The Irish famine was the greatest social disaster to befall any European state in the nineteenth century. But the new Whig government that took over from Peel, led by Lord John Russell, proved inadequate to the task. By the Soup Kitchen Act of 1847 Parliament finally voted £10 million to help Ireland. Thus more than three million men, women and children received food from the soup kitchens. But the humanitarian aid ceased long before it should have done. At the end of 1847 the British government decided that the Irish should thenceforth be supported by their local parish unions. Yet, with the economy destroyed, there were no rates to pay for that support. The official British view was that if any further help was given to the Irish it would make them too dependent on government aid. It was the same mindset which had turned workhouses into forbidding places to keep the poor out of them.

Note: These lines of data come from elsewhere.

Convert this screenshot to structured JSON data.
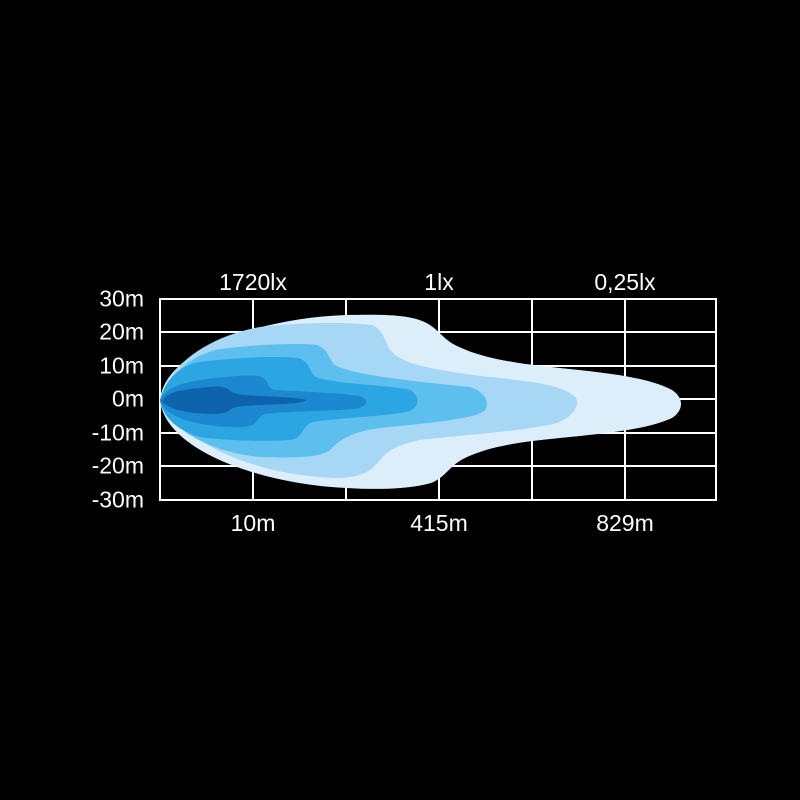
{
  "top_labels": [
    "1720lx",
    "1lx",
    "0,25lx"
  ],
  "bottom_labels": [
    "10m",
    "415m",
    "829m"
  ],
  "y_labels": [
    "30m",
    "20m",
    "10m",
    "0m",
    "-10m",
    "-20m",
    "-30m"
  ],
  "colors": {
    "background": "#000000",
    "grid": "#ffffff",
    "zones": [
      "#dbeefa",
      "#a6d7f4",
      "#5dbfed",
      "#2ba6e2",
      "#1c88cf",
      "#0e63ad"
    ]
  }
}
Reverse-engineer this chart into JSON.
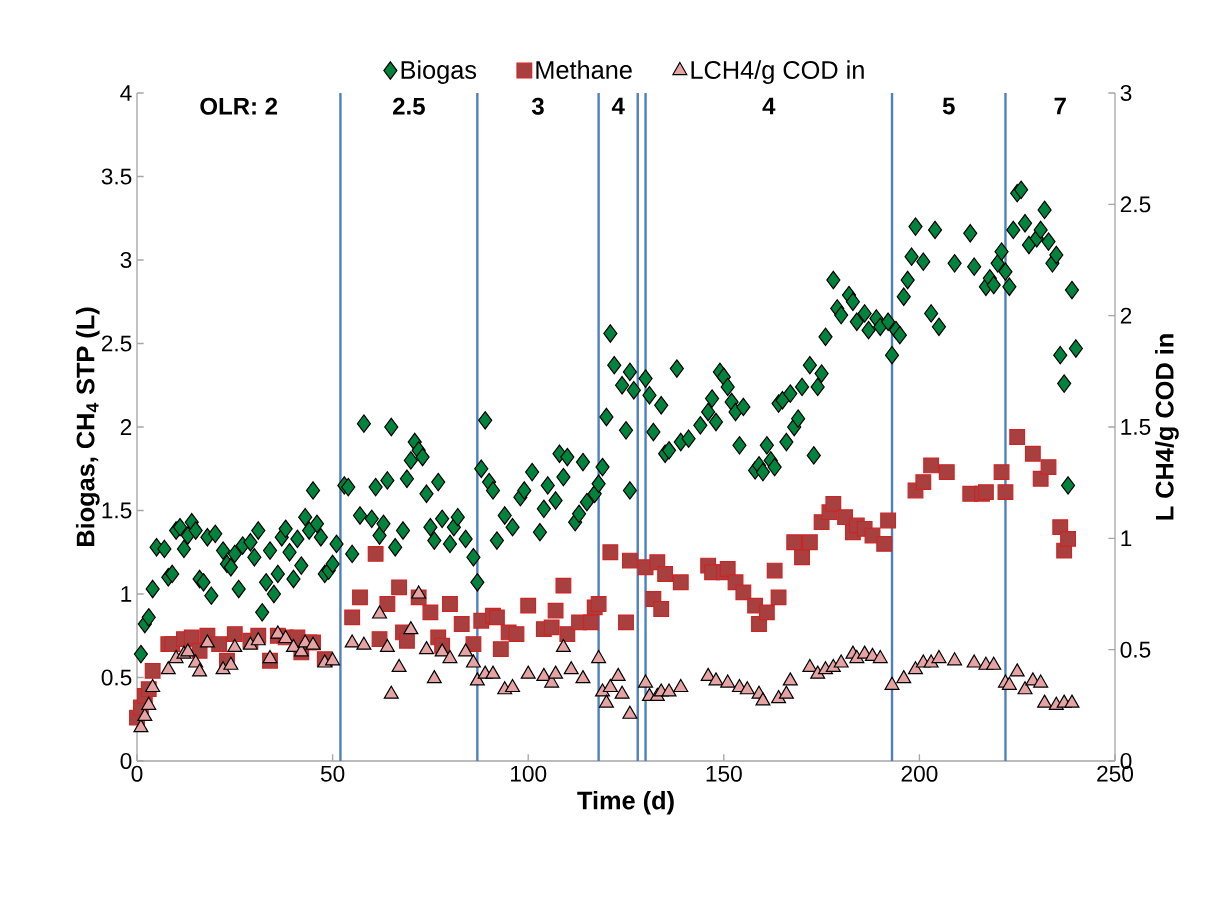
{
  "chart_data": {
    "type": "scatter",
    "xlabel": "Time (d)",
    "ylabel": "Biogas,  CH$_{4}$ STP (L)",
    "y2label": "L CH4/g COD in",
    "xlim": [
      0,
      250
    ],
    "xticks": [
      0,
      50,
      100,
      150,
      200,
      250
    ],
    "ylim": [
      0,
      4
    ],
    "yticks": [
      0,
      0.5,
      1,
      1.5,
      2,
      2.5,
      3,
      3.5,
      4
    ],
    "y2lim": [
      0,
      3
    ],
    "y2ticks": [
      0,
      0.5,
      1,
      1.5,
      2,
      2.5,
      3
    ],
    "legend": "top",
    "grid": false,
    "series": [
      {
        "name": "Biogas",
        "color": "#00843d",
        "marker": "diamond",
        "x": [
          1,
          2,
          3,
          4,
          5,
          7,
          8,
          9,
          10,
          11,
          12,
          13,
          14,
          15,
          16,
          17,
          18,
          19,
          20,
          22,
          23,
          24,
          25,
          26,
          27,
          29,
          30,
          31,
          32,
          33,
          34,
          35,
          36,
          37,
          38,
          39,
          40,
          41,
          42,
          43,
          44,
          45,
          46,
          47,
          48,
          49,
          50,
          51,
          53,
          54,
          55,
          57,
          58,
          60,
          61,
          62,
          63,
          64,
          65,
          66,
          68,
          69,
          70,
          71,
          72,
          73,
          74,
          75,
          76,
          77,
          78,
          80,
          81,
          82,
          84,
          86,
          87,
          88,
          89,
          90,
          91,
          92,
          94,
          96,
          98,
          99,
          101,
          103,
          104,
          105,
          107,
          108,
          109,
          110,
          112,
          113,
          114,
          115,
          117,
          118,
          119,
          120,
          121,
          122,
          124,
          125,
          126,
          126,
          127,
          130,
          131,
          132,
          134,
          135,
          136,
          138,
          139,
          141,
          144,
          146,
          147,
          148,
          149,
          150,
          151,
          152,
          153,
          154,
          155,
          158,
          159,
          160,
          161,
          162,
          163,
          164,
          165,
          166,
          167,
          168,
          169,
          170,
          172,
          173,
          174,
          175,
          176,
          178,
          179,
          180,
          182,
          183,
          184,
          186,
          187,
          189,
          190,
          192,
          193,
          194,
          195,
          196,
          197,
          198,
          199,
          201,
          203,
          204,
          205,
          209,
          213,
          214,
          217,
          218,
          219,
          220,
          221,
          222,
          223,
          224,
          225,
          226,
          227,
          228,
          230,
          231,
          232,
          233,
          234,
          235,
          236,
          237,
          238,
          239,
          240
        ],
        "values": [
          0.64,
          0.82,
          0.86,
          1.03,
          1.28,
          1.27,
          1.1,
          1.12,
          1.38,
          1.4,
          1.27,
          1.35,
          1.43,
          1.38,
          1.09,
          1.07,
          1.34,
          0.99,
          1.36,
          1.26,
          1.18,
          1.16,
          1.24,
          1.03,
          1.29,
          1.31,
          1.22,
          1.38,
          0.89,
          1.07,
          1.26,
          1.0,
          1.12,
          1.34,
          1.39,
          1.25,
          1.09,
          1.33,
          1.17,
          1.46,
          1.38,
          1.62,
          1.42,
          1.34,
          1.12,
          1.14,
          1.18,
          1.3,
          1.65,
          1.64,
          1.24,
          1.47,
          2.02,
          1.45,
          1.64,
          1.35,
          1.42,
          1.68,
          2.0,
          1.28,
          1.38,
          1.69,
          1.8,
          1.91,
          1.86,
          1.82,
          1.6,
          1.4,
          1.32,
          1.67,
          1.45,
          1.3,
          1.4,
          1.46,
          1.33,
          1.22,
          1.07,
          1.75,
          2.04,
          1.67,
          1.62,
          1.32,
          1.47,
          1.4,
          1.58,
          1.62,
          1.73,
          1.37,
          1.51,
          1.65,
          1.56,
          1.84,
          1.7,
          1.82,
          1.43,
          1.48,
          1.79,
          1.55,
          1.6,
          1.66,
          1.76,
          2.06,
          2.56,
          2.37,
          2.25,
          1.98,
          2.33,
          1.62,
          2.22,
          2.29,
          2.19,
          1.97,
          2.13,
          1.84,
          1.86,
          2.35,
          1.91,
          1.93,
          2.01,
          2.09,
          2.17,
          2.03,
          2.33,
          2.3,
          2.24,
          2.15,
          2.09,
          1.89,
          2.12,
          1.74,
          1.77,
          1.73,
          1.89,
          1.8,
          1.76,
          2.14,
          2.16,
          1.91,
          2.2,
          2.0,
          2.05,
          2.24,
          2.37,
          1.83,
          2.24,
          2.32,
          2.54,
          2.88,
          2.71,
          2.67,
          2.79,
          2.75,
          2.63,
          2.68,
          2.58,
          2.65,
          2.6,
          2.63,
          2.43,
          2.58,
          2.55,
          2.78,
          2.88,
          3.02,
          3.2,
          2.99,
          2.68,
          3.18,
          2.6,
          2.98,
          3.16,
          2.96,
          2.84,
          2.89,
          2.85,
          2.98,
          3.05,
          2.93,
          2.84,
          3.18,
          3.4,
          3.42,
          3.22,
          3.09,
          3.13,
          3.18,
          3.3,
          3.11,
          2.98,
          3.03,
          2.43,
          2.26,
          1.65,
          2.82,
          2.47
        ]
      },
      {
        "name": "Methane",
        "color": "#a84040",
        "marker": "square",
        "x": [
          0,
          1,
          2,
          3,
          4,
          8,
          9,
          12,
          14,
          16,
          18,
          21,
          23,
          25,
          29,
          31,
          34,
          36,
          38,
          41,
          42,
          44,
          45,
          48,
          55,
          57,
          61,
          62,
          64,
          67,
          68,
          69,
          72,
          75,
          77,
          78,
          80,
          83,
          86,
          88,
          91,
          92,
          93,
          95,
          97,
          100,
          104,
          106,
          107,
          109,
          110,
          113,
          116,
          117,
          118,
          121,
          125,
          126,
          130,
          132,
          133,
          134,
          135,
          139,
          146,
          147,
          150,
          151,
          153,
          155,
          158,
          159,
          161,
          163,
          164,
          168,
          170,
          172,
          175,
          177,
          178,
          181,
          183,
          184,
          186,
          188,
          191,
          192,
          199,
          201,
          203,
          207,
          213,
          216,
          217,
          221,
          222,
          225,
          229,
          231,
          233,
          236,
          237,
          238
        ],
        "values": [
          0.26,
          0.32,
          0.39,
          0.43,
          0.54,
          0.7,
          0.7,
          0.73,
          0.74,
          0.66,
          0.75,
          0.7,
          0.6,
          0.76,
          0.72,
          0.75,
          0.6,
          0.75,
          0.74,
          0.74,
          0.65,
          0.71,
          0.71,
          0.61,
          0.86,
          0.98,
          1.24,
          0.73,
          0.94,
          1.04,
          0.77,
          0.72,
          0.98,
          0.89,
          0.74,
          0.69,
          0.94,
          0.82,
          0.7,
          0.84,
          0.87,
          0.86,
          0.67,
          0.77,
          0.76,
          0.93,
          0.79,
          0.8,
          0.9,
          1.05,
          0.76,
          0.83,
          0.83,
          0.92,
          0.94,
          1.25,
          0.83,
          1.2,
          1.16,
          0.97,
          1.19,
          0.91,
          1.12,
          1.07,
          1.17,
          1.13,
          1.13,
          1.15,
          1.07,
          1.01,
          0.93,
          0.82,
          0.89,
          1.14,
          0.98,
          1.31,
          1.22,
          1.31,
          1.43,
          1.49,
          1.54,
          1.46,
          1.37,
          1.41,
          1.39,
          1.35,
          1.3,
          1.44,
          1.62,
          1.67,
          1.77,
          1.73,
          1.6,
          1.6,
          1.61,
          1.73,
          1.61,
          1.94,
          1.84,
          1.69,
          1.76,
          1.4,
          1.26,
          1.33
        ]
      },
      {
        "name": "LCH4/g COD in",
        "color": "#e6a3a3",
        "marker": "triangle",
        "axis": "y2",
        "x": [
          1,
          2,
          3,
          4,
          8,
          10,
          12,
          13,
          15,
          16,
          18,
          22,
          24,
          25,
          29,
          31,
          34,
          36,
          38,
          40,
          42,
          43,
          45,
          48,
          50,
          55,
          58,
          62,
          64,
          65,
          67,
          70,
          72,
          74,
          76,
          78,
          80,
          84,
          86,
          87,
          89,
          91,
          94,
          96,
          100,
          104,
          106,
          107,
          109,
          111,
          114,
          118,
          119,
          120,
          121,
          123,
          124,
          126,
          130,
          131,
          133,
          134,
          136,
          139,
          146,
          148,
          151,
          154,
          156,
          159,
          160,
          164,
          166,
          167,
          172,
          174,
          176,
          178,
          180,
          183,
          184,
          186,
          188,
          190,
          193,
          196,
          199,
          201,
          203,
          205,
          209,
          214,
          217,
          219,
          222,
          223,
          225,
          227,
          229,
          231,
          232,
          235,
          237,
          239
        ],
        "values": [
          0.15,
          0.2,
          0.25,
          0.33,
          0.41,
          0.46,
          0.48,
          0.49,
          0.44,
          0.4,
          0.53,
          0.41,
          0.43,
          0.51,
          0.52,
          0.54,
          0.46,
          0.57,
          0.55,
          0.51,
          0.49,
          0.53,
          0.52,
          0.44,
          0.45,
          0.53,
          0.52,
          0.66,
          0.51,
          0.3,
          0.42,
          0.59,
          0.75,
          0.5,
          0.37,
          0.49,
          0.46,
          0.49,
          0.44,
          0.36,
          0.39,
          0.39,
          0.32,
          0.33,
          0.39,
          0.38,
          0.35,
          0.39,
          0.51,
          0.41,
          0.37,
          0.46,
          0.31,
          0.26,
          0.33,
          0.38,
          0.3,
          0.21,
          0.35,
          0.29,
          0.29,
          0.31,
          0.31,
          0.33,
          0.38,
          0.36,
          0.35,
          0.33,
          0.32,
          0.3,
          0.27,
          0.28,
          0.3,
          0.36,
          0.42,
          0.39,
          0.41,
          0.42,
          0.44,
          0.48,
          0.46,
          0.48,
          0.47,
          0.46,
          0.34,
          0.37,
          0.41,
          0.44,
          0.44,
          0.46,
          0.45,
          0.44,
          0.43,
          0.43,
          0.35,
          0.34,
          0.4,
          0.32,
          0.36,
          0.35,
          0.26,
          0.25,
          0.26,
          0.26
        ]
      }
    ],
    "ref_lines": [
      {
        "axis": "x",
        "value": 52,
        "color": "#4f81bd"
      },
      {
        "axis": "x",
        "value": 87,
        "color": "#4f81bd"
      },
      {
        "axis": "x",
        "value": 118,
        "color": "#4f81bd"
      },
      {
        "axis": "x",
        "value": 128,
        "color": "#4f81bd"
      },
      {
        "axis": "x",
        "value": 130,
        "color": "#4f81bd"
      },
      {
        "axis": "x",
        "value": 193,
        "color": "#4f81bd"
      },
      {
        "axis": "x",
        "value": 222,
        "color": "#4f81bd"
      }
    ],
    "annotations": [
      "OLR: 2",
      "2.5",
      "3",
      "4",
      "4",
      "5",
      "7"
    ]
  }
}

Most landlords behaved with astonishing callousness. Far from being appalled by the sight of men, women and children dying around them, their agents only registered missing rents. What was of concern to themselves and their employers was that the cottar system of farming–the smallholder with a couple of fields–was proving unprofitable. A ruthless series of evictions began. At mid-century it was averaging almost 20,000 families per year, as landlords incorporated many smallholdings into larger ones on English lines. A constant kind of guerrilla warfare against landlords was the response of those who remained. In 1848 there was another failed attempt at rebellion under the Young Ireland movement, which had been resurrected under a man named Smith O’Brien. But the most frequent reaction of the Irish to their homeland’s ills was to abandon her.

Sure that things would never get better in their lifetime, during the course of the next fifty years one million Irishmen and women bitterly made their way to the friendlier shores of the United States of America. They settled predominantly on the eastern seaboard, particularly around Boston. As important as their pitifully scant belongings was the loathing they carried in their hearts for the English. It was sealed in blood by the famine, and persists among their descendants even today. The treatment of the Irish during the famine by the English is taught in some American schools as an act of genocide, the deliberate murder of a people.